Measuring forecast volatility
Armed with this statistical data, one can then start to flex the revenue growth assumption using the Sensitivity Analysis tab on the WebApp. In the below example I have adjusted down my base case organic revenue growth assumptions by -3ppts, while leaving the drop-thru unchanged at their 10 year trailing default rate of approx 16%. As well as re-modelling the projections for OpFCF and EV, it also adjusts where the target GrowthRating sits in the +3-4% CAGR modelling range. In this case, with FY2 organic revenue growth cut from +2.7% to -0.3%, the target rating of +3.4% on my base case forecasts drops to the bottom end of the target range ( ie +3.0% CAGR), resulting in an average reduction in valuation of approx -14% over the 3 year forecasting period.

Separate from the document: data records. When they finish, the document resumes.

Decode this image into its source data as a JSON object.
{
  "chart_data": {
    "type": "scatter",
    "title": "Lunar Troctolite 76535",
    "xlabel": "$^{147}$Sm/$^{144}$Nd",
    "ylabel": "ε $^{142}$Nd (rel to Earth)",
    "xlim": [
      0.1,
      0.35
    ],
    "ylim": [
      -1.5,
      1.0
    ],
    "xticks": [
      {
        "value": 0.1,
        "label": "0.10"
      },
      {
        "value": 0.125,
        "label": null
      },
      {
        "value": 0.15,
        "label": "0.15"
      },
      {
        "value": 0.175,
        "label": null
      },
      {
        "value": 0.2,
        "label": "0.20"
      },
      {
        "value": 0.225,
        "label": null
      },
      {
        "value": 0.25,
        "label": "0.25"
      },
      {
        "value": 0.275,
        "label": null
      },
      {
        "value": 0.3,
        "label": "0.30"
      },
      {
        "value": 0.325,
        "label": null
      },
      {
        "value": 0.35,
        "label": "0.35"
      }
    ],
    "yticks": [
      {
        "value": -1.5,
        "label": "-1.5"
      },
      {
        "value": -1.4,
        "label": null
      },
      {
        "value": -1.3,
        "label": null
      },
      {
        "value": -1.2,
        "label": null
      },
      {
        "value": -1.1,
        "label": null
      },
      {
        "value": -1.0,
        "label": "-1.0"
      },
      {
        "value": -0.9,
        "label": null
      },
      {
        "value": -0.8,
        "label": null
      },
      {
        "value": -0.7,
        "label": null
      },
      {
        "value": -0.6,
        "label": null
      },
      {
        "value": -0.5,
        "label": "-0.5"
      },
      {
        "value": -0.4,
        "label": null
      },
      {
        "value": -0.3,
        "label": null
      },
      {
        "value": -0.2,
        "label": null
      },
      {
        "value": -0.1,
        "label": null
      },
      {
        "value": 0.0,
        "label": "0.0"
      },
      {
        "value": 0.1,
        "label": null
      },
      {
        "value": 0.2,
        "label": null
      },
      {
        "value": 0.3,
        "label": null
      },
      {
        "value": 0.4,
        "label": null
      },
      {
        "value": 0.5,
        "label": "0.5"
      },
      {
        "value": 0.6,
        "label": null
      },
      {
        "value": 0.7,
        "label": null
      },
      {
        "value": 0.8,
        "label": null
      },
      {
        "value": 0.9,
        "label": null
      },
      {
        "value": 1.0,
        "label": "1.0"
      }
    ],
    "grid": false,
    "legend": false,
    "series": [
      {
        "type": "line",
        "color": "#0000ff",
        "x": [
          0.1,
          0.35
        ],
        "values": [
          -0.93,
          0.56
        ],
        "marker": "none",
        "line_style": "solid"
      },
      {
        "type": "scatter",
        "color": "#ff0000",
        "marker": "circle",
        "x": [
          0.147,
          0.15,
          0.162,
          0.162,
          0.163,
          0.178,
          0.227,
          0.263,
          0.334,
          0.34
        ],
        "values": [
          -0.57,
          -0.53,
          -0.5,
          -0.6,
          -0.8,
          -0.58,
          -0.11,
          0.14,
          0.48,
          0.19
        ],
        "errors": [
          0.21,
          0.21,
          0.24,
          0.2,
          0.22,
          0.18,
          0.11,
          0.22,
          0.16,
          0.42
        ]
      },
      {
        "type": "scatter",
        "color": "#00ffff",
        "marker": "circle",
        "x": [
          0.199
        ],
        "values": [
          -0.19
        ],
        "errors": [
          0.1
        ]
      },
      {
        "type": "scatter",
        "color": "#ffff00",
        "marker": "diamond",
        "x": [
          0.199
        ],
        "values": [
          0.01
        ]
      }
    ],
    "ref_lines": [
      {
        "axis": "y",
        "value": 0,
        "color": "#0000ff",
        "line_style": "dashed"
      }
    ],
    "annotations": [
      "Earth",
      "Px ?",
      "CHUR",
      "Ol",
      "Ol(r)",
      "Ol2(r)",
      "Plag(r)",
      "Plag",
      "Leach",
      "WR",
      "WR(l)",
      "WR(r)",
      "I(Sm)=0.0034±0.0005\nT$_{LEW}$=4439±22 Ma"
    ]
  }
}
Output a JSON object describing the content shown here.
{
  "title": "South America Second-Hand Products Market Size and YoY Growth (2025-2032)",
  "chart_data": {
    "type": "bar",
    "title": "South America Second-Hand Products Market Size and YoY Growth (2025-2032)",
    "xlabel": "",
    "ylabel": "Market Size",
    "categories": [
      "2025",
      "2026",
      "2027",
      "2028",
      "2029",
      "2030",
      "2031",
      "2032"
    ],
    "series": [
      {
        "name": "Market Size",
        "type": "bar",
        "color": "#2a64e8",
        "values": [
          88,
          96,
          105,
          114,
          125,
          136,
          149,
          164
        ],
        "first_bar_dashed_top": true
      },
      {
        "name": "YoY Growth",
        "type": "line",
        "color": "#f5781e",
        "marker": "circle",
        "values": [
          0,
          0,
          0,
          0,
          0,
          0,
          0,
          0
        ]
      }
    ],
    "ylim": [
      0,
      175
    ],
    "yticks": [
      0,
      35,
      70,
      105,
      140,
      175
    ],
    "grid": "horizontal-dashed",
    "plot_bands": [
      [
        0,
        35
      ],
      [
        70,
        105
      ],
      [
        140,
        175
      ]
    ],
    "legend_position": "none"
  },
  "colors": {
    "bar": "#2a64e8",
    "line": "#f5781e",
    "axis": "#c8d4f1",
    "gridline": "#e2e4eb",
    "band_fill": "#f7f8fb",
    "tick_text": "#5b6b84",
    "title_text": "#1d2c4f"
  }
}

The analysis works equally well the other way and the model is easy to use in applying more radical variance in potential revenue outcomes for those wishing to anticipate more extreme environments, such as a repetition of the approx -8ppts decline in 2008. Do remember however, that these are relative valuations against the broader non-financial equity markets and a macro-led change in outlook would also tend to re-calibrate these.